Hadir pada kesempatan tersebut, Ketua DPD APSI Bali, Gede Riski Pramana, Ketua BSSH Ngurah Suadnyana, Intelkam Polda Bali, Nadan Narkotika Nasional Kabupaten (BNNK) Badung, 57 Pimpinan BUJP, sponsor ship serta undangan lainnya.
Ketua Panitia Rakerda ABUJAPI Bali, Ida Bagus Pasma mengatakan rasa apresiasinya terhadap para anggota Rakerda Abujapi. Melalui momentum ini diharapkan membangun sinergitas, silaturahmi dan meningkatkan kinerja Abujapi di masyarakat. Pertemuan Rakerda ini menjadi momentum penting dalam meningkatkan kinerja Abujapi. ”Saya harapkan peserta Rakerda dapat memberikan masukan dan kritik dalam kemajuan ABUJAPI. Mari kita jaga suasa rapat tetap kondusif dan nyaman,” ucapnya.

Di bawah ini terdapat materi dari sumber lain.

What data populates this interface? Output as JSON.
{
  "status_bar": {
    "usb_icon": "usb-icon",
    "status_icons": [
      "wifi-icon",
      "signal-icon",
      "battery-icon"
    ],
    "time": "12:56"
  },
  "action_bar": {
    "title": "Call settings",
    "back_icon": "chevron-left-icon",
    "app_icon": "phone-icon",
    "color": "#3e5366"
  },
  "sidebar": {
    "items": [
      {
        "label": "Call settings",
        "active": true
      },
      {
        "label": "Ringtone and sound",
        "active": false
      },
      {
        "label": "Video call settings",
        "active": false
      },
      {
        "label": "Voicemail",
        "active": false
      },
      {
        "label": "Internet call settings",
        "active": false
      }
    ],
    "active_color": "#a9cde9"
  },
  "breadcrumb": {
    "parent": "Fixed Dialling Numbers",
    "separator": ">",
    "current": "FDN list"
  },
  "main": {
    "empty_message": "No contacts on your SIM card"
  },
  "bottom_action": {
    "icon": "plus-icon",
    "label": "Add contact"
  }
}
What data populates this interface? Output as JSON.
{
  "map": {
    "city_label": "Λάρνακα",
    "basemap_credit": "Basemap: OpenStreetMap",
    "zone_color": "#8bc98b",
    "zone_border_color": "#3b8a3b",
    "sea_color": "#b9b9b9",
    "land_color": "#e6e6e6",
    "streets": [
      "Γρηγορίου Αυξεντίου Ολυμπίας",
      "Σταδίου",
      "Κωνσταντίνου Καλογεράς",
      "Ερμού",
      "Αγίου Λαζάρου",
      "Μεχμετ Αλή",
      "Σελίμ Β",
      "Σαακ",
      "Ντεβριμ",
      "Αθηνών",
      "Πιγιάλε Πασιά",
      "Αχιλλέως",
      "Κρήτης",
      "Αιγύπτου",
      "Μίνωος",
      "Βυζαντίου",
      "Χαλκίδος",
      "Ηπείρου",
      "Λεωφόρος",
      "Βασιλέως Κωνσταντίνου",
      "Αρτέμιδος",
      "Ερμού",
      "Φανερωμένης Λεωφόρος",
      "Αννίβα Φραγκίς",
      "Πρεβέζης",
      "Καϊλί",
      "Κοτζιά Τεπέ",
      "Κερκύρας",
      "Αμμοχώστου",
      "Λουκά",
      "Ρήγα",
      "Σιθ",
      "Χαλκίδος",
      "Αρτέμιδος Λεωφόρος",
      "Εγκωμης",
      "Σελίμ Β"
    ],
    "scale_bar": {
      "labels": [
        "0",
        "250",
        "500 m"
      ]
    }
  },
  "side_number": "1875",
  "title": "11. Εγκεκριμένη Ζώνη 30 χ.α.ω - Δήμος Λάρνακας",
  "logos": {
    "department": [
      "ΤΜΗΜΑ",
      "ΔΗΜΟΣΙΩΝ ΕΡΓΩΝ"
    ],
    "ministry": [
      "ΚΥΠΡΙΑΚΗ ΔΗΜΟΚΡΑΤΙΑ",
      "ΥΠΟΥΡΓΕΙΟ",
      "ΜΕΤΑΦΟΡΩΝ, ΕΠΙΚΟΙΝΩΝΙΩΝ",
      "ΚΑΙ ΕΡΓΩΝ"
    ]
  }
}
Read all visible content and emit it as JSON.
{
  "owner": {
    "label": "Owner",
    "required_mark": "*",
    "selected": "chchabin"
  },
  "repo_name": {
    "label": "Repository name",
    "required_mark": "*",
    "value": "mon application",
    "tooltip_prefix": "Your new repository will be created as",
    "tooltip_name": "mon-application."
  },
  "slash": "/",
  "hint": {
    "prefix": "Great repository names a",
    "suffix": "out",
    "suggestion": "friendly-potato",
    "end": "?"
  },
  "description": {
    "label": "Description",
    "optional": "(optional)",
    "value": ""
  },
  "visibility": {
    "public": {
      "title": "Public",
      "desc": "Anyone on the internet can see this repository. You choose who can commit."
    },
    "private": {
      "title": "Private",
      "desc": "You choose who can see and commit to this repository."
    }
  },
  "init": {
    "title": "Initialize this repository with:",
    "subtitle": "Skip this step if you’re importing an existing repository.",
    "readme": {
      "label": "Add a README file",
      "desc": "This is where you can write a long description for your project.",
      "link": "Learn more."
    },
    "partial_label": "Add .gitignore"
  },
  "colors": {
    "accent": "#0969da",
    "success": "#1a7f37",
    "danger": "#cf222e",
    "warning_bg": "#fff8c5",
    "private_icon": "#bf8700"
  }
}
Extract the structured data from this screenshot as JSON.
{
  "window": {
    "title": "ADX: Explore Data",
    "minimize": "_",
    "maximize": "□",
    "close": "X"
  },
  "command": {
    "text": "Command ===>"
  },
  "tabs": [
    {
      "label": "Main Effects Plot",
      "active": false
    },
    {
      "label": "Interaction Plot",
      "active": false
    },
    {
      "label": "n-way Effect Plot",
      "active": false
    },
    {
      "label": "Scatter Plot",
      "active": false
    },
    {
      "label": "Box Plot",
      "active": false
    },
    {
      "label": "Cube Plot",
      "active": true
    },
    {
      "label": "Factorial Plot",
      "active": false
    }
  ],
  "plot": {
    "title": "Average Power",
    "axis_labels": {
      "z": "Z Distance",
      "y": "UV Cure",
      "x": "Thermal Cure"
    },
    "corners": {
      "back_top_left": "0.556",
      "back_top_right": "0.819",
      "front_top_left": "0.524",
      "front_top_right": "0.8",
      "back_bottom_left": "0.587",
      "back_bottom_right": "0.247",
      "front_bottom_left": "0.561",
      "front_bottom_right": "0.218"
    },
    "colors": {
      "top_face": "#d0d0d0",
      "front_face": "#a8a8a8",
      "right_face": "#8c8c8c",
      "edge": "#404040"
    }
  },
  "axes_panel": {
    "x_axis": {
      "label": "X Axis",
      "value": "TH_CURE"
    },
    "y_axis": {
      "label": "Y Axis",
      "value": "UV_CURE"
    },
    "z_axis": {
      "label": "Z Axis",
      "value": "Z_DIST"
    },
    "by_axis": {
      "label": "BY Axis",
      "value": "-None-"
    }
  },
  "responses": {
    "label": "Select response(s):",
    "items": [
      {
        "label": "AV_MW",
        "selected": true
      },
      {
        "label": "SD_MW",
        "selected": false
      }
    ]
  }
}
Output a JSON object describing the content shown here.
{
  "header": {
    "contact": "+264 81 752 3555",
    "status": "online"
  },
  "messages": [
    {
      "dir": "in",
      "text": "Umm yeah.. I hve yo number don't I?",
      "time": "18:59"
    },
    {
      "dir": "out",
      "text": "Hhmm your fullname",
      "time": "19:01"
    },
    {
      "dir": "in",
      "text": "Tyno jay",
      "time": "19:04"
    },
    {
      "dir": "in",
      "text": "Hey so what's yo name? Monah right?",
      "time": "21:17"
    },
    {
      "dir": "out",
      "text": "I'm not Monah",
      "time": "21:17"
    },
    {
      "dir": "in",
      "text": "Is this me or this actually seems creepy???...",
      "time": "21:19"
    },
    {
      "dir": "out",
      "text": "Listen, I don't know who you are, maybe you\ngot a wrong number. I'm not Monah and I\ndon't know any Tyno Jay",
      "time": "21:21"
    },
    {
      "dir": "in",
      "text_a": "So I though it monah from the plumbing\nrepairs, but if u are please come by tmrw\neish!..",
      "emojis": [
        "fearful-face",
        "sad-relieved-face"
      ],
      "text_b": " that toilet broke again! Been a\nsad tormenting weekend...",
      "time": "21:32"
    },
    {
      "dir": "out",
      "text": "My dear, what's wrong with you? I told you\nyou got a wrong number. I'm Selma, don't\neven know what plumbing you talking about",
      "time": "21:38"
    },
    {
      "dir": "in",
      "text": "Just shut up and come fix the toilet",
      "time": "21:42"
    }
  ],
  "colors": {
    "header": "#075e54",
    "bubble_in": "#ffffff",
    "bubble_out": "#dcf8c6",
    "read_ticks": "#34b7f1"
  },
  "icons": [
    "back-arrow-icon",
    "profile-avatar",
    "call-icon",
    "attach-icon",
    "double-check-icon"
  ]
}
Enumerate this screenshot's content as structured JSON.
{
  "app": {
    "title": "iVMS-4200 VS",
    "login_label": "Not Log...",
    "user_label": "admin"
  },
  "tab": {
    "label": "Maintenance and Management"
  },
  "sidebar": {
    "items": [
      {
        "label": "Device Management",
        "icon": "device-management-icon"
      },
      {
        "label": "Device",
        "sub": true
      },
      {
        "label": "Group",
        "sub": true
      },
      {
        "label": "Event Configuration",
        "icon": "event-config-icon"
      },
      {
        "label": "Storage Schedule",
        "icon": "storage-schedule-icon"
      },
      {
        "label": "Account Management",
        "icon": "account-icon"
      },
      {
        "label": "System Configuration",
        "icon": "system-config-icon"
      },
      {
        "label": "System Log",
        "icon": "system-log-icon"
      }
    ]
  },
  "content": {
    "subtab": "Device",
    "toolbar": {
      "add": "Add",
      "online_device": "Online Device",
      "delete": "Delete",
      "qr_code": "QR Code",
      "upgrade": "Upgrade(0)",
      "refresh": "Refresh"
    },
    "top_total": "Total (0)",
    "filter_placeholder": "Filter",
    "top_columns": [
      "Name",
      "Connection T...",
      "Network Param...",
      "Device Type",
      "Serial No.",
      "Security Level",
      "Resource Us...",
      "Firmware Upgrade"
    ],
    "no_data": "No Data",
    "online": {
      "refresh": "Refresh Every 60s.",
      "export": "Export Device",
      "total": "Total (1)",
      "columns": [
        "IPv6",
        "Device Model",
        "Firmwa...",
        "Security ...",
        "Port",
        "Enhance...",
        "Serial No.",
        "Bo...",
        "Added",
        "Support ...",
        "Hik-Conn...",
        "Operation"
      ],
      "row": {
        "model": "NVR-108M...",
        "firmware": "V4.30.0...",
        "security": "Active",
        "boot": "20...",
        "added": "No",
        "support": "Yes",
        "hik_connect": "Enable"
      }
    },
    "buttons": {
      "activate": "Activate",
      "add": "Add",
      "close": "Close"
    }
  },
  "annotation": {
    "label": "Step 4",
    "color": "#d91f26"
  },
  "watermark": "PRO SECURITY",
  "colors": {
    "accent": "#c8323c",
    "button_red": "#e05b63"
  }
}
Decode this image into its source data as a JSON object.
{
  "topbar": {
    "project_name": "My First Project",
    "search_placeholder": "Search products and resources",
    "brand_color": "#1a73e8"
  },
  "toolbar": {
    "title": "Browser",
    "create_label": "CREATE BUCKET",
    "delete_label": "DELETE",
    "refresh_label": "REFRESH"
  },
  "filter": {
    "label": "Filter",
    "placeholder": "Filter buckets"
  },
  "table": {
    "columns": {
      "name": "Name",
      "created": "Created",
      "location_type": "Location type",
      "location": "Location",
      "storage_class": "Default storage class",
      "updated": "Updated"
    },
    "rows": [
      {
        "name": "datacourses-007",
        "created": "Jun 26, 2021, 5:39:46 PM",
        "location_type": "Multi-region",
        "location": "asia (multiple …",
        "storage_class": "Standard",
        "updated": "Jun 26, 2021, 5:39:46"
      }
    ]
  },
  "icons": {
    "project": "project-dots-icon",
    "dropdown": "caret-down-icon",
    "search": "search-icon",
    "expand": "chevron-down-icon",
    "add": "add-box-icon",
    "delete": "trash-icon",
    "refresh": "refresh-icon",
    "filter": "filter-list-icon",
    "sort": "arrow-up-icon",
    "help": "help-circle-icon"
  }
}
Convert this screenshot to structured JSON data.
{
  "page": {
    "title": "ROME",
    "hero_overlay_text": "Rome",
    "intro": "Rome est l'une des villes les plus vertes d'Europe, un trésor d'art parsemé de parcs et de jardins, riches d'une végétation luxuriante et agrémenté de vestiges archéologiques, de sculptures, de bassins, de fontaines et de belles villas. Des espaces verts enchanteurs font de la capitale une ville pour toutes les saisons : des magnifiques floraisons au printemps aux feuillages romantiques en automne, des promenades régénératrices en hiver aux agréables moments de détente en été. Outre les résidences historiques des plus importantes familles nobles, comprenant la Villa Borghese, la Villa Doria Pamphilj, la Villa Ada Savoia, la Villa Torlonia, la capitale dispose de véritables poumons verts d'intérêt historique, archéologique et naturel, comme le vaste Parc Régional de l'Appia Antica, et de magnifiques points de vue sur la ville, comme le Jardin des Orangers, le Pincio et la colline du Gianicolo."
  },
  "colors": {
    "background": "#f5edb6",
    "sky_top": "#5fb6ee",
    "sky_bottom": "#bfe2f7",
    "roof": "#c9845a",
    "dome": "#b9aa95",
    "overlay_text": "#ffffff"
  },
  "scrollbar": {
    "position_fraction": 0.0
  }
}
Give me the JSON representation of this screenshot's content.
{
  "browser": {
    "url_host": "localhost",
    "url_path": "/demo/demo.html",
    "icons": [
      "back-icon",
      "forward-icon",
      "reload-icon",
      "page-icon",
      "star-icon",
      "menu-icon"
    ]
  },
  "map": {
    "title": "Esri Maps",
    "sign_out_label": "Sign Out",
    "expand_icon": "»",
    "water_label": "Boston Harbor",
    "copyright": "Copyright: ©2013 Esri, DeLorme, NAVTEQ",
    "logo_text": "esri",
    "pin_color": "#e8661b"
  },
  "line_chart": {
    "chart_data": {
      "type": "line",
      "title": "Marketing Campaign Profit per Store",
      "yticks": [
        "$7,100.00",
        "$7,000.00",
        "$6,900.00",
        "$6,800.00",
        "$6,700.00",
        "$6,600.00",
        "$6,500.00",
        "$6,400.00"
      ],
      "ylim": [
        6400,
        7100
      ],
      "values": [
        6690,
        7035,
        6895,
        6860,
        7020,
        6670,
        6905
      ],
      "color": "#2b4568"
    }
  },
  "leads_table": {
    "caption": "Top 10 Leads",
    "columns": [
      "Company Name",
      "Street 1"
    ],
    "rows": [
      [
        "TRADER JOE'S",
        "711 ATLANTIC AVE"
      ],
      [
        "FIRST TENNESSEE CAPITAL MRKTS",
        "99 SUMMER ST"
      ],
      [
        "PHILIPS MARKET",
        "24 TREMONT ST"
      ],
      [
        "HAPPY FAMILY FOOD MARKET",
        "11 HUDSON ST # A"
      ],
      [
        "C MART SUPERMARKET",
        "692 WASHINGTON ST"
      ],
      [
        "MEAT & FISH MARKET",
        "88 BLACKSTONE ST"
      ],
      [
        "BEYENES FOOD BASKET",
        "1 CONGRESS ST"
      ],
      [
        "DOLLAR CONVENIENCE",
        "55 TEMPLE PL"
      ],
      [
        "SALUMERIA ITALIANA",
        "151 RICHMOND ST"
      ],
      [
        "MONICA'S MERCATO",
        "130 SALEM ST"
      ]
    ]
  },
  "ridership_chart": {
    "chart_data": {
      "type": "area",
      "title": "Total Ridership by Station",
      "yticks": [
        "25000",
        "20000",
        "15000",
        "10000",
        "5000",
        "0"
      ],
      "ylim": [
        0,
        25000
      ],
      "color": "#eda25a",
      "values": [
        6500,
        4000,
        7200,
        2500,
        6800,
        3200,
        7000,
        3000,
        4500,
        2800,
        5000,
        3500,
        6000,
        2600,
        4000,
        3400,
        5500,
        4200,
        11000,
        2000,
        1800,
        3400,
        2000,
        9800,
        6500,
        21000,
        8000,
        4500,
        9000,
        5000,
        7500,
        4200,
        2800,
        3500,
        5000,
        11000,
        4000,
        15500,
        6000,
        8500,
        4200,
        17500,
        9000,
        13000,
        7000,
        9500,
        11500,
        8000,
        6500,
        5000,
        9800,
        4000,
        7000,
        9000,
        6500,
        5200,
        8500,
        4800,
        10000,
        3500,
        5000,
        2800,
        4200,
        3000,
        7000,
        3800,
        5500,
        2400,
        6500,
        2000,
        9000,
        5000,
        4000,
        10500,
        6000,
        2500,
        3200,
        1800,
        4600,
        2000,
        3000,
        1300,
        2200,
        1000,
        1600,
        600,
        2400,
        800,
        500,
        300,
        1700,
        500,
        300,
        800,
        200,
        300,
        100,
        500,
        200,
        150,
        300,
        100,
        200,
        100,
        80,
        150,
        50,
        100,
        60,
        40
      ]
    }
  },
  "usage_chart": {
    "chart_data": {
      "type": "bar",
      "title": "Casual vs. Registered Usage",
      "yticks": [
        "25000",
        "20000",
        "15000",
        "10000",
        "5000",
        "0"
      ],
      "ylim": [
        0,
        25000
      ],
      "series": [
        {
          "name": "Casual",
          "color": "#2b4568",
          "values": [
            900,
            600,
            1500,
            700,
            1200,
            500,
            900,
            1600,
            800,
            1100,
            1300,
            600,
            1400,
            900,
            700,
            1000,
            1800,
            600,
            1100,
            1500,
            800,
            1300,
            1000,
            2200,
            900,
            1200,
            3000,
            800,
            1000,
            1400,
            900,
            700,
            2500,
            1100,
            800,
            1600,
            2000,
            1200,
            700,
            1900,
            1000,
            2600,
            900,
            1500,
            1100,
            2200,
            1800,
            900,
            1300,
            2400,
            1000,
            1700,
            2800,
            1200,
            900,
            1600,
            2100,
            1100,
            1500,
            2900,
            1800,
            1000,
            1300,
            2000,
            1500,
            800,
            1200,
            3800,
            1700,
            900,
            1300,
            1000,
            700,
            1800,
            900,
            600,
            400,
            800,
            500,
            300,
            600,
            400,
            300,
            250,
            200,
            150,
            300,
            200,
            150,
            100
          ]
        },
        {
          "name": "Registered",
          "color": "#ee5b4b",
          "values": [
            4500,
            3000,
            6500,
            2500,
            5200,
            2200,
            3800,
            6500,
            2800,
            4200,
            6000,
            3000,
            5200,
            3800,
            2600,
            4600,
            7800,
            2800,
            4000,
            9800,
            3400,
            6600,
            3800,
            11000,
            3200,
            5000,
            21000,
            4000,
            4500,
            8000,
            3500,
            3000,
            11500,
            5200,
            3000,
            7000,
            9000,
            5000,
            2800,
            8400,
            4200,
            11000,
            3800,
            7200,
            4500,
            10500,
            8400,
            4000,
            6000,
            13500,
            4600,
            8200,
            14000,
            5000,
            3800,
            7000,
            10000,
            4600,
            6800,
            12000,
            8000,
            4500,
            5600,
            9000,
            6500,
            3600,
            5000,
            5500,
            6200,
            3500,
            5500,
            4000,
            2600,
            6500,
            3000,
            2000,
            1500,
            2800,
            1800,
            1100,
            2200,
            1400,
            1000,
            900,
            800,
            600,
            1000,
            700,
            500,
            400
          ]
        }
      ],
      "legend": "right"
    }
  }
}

Rakerda Abujapi menekankan pembinaan security yang kompeten dan profesional. Termasuk berdaya saing dan menjadi mitra Polri, para anggota Abujapi dalam bidang jasa pengamanan saling bersinergi, dinamis, hingga demokratis di setiap tugasnya.
Ketua BPD Abujapi Bali, Dewa Putu Suyasa, S.Pd., menekankan supaya Rakerda ABUJAPI Bali ini membawa manfaat bagi semua pihak, khususnya pemilik usaha jasa pengamanan di wilayah hukum Polda Bali. ”Hal paling penting bagaimana kita memiliki kesepakatan bersama, dan menjadikan BUJP lebih sehat, profesional, dan mampu bersaing dalam kualitas pelayanan kepada pengguna jasa, bukan membanding-bandingkan fee kualitas pelayanan,’’ katanya.
Dewa Suyasa mengatakan, diberlakukannya PP 25, pihaknya sebagai pelaku usaha sangat diuntungkan karena legalitas, cukup sekali dan selama perusahaan itu berdiri. Hal ini kemudahan besar harus dimanfaatkan untuk menjadikan perusahaan menjadi lebih kuat dan professional.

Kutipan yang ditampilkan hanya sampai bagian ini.